Судно продвигалось на запад медленно. Мешали сильные встречные ветры. Когда 21 сентября проглянуло солнце, и моряки смогли определить свое положение, то выяснилось, что они прошли за 52 дня не многим более половины расстояния между Америкой и Камчаткой. Воды оставалось лишь двадцать бочек. И офицерам и матросам выдавали по кружке в день. Чтобы не возбуждать в людях жажду, вместо соленого мяса стали варить горох. Но это мало помогало. Вскоре более чем скромную порцию питья пришлось урезать. Многие невыносимо мучились от жажды и, чтобы как-то облегчить страдания, держали во рту свинцовые пули. Дождю радовались как великому подарку, влагу собирали всеми возможными способами. Все внимательно следили за переменами ветра. Всеобщий восторг охватывал матросов и офицеров, когда ветер был попутным. В сердцах пробуждалась надежда на скорое прибытие в Петропавловскую гавань. Считали оставшееся расстояние, измеряли ход судна и называли день и час, в который увидят горы желанной Камчатки. Но стоило наступить штилю или ветру перемениться на встречный, как надежда сменялась отчаянием, а недавние оптимистические расчеты рушились бесследно. В такие минуты весь экипаж охватывало молчание. Офицеры по одиночке удалялись в свои каюты, чтобы остаться наедине со своими невеселыми мыслями. И вот, наконец, обозначились очертания Шипунского мыса и Авачинской сопки. Вечером 13 октября судно "Слава России" отдало швартовые в Петропавловской гавани.

"Нельзя описать той радости, каковую чувствовали мы, достигнув пристанища и окончив благополучно плавание наше, — писал Сарычев. — Вода у нас почти вышла. Если бы противные ветры продержали нас еще сутки или двое в море, тогда бы мы были в самом бедственном положении. Удивительно, что, употребляя столь малое количество воды и то протухлой, все мы были здоровы и не чувствовали от того худых последствий. Когда привезли нам с берегу свежую воду, все бросились утолять свою жажду.

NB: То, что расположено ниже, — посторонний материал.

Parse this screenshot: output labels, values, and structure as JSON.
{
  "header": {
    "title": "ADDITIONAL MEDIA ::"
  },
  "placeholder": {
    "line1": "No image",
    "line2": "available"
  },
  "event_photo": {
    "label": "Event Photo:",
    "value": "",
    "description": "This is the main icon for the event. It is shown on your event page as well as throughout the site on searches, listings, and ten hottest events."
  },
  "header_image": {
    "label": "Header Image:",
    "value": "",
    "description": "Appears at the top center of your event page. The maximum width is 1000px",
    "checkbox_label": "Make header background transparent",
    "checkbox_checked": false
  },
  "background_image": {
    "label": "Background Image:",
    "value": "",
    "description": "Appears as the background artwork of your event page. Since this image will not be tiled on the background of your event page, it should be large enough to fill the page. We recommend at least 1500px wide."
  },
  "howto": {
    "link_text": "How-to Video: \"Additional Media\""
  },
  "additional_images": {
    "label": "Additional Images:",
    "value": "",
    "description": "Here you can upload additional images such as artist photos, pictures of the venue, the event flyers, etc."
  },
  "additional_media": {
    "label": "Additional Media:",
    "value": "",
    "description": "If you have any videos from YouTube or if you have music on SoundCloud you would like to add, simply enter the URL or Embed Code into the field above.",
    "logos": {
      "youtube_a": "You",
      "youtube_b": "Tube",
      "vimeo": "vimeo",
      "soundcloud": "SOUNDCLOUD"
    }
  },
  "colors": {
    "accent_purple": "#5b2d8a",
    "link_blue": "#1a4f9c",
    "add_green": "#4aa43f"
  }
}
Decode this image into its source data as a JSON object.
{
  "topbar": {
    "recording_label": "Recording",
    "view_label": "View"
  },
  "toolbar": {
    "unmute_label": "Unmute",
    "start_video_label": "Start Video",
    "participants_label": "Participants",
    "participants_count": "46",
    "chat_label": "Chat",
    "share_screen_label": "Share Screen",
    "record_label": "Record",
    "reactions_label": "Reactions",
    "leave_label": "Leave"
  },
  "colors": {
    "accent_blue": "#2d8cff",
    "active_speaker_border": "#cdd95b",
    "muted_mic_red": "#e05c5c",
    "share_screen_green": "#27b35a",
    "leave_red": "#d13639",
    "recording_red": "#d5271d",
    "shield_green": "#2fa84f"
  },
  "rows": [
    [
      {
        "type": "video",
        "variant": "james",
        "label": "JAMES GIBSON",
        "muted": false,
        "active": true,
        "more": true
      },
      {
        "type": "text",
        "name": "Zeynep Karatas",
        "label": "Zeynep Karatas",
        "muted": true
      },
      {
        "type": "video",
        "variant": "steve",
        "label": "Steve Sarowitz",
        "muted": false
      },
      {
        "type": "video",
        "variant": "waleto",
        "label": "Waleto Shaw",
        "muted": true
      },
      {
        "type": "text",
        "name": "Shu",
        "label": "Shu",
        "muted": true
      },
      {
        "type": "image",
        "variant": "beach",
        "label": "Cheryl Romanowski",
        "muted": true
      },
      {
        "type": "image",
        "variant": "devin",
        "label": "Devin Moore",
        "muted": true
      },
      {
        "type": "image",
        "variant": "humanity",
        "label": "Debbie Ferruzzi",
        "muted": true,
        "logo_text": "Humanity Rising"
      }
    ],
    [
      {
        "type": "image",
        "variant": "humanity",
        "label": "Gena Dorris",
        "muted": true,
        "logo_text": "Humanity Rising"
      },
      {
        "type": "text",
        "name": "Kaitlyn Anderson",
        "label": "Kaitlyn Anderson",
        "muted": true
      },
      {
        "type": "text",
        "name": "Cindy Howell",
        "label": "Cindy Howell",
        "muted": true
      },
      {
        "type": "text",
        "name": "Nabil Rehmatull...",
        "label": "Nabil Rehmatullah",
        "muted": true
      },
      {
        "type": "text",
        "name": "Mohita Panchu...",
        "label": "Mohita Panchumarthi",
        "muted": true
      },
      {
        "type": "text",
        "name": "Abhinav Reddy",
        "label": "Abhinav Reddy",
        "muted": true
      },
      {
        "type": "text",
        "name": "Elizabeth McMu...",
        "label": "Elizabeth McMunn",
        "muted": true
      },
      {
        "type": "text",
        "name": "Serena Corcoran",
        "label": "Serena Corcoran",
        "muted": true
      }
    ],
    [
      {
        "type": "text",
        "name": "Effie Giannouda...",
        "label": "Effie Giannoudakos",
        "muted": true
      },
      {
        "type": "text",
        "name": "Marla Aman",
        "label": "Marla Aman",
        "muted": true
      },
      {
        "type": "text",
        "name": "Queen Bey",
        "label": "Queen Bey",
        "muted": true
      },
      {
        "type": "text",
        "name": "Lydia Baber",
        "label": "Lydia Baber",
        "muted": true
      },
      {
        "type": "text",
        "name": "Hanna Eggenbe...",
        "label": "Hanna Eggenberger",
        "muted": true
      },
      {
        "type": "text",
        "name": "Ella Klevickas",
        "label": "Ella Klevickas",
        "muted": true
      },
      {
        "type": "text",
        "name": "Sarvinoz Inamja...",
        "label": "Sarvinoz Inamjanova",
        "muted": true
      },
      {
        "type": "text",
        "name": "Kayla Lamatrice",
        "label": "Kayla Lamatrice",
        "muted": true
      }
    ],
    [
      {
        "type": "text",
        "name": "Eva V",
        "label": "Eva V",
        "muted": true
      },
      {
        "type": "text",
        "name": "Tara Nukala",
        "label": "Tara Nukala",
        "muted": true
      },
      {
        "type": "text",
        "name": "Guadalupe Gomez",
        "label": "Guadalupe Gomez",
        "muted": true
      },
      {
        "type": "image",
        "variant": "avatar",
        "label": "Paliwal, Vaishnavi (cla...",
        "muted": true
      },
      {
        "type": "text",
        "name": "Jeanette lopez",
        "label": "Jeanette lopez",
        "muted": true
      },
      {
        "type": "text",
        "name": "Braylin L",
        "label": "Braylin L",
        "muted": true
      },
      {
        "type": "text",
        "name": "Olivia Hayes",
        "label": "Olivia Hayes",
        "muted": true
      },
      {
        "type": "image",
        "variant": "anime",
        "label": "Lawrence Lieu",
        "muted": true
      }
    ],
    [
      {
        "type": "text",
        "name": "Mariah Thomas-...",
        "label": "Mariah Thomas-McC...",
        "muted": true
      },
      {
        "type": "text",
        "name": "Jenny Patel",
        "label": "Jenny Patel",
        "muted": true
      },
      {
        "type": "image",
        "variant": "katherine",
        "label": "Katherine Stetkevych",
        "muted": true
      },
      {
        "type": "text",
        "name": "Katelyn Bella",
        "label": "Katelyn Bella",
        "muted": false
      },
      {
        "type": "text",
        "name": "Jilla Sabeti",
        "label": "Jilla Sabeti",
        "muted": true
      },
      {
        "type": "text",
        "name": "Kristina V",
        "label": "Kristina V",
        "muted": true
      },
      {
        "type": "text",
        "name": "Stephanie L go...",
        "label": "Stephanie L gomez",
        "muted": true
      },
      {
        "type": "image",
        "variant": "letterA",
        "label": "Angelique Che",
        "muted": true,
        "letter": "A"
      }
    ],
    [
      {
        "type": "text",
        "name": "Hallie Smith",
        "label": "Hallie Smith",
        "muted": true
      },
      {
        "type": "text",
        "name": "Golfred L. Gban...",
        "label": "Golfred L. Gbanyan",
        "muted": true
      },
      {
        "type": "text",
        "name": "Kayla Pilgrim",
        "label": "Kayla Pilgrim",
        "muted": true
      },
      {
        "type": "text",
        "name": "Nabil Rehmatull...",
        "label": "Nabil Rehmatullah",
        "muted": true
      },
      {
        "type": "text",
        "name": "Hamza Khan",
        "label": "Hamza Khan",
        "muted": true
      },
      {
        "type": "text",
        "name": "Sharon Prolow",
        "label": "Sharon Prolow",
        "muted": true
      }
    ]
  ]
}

И нам казалось, что мы во всю нашу жизнь не пивали вкуснее сего напитка".

В Петропавловске их ждала еще одна радость. В гавани стояло судно, которое привезло из Охотска продовольственные припасы для экспедиции.

Началась новая зимовка. Вскоре забылись пережитые во время плавания лишения. Наступило утомительное единообразие. Перспектива прожить треть года в праздности и скуке угнетала. Сарычев искал занятий. В конце декабря вместе с Христианом Берингом он поехал в Болынерецк. Здесь офицеры пробыли две недели. Когда возвращались через горы, стояла небывалая стужа. Промерзли основательно. Каково же было их удивление, когда, проехав около ста верст, они добрались до Петропавловской гавани и попали в дождь. Здесь была самая настоящая оттепель. Правда, продолжалась она недолго. Скоро и здесь ударили столь сильные морозы, что значительная часть Авачинской губы покрылась толстым льдом.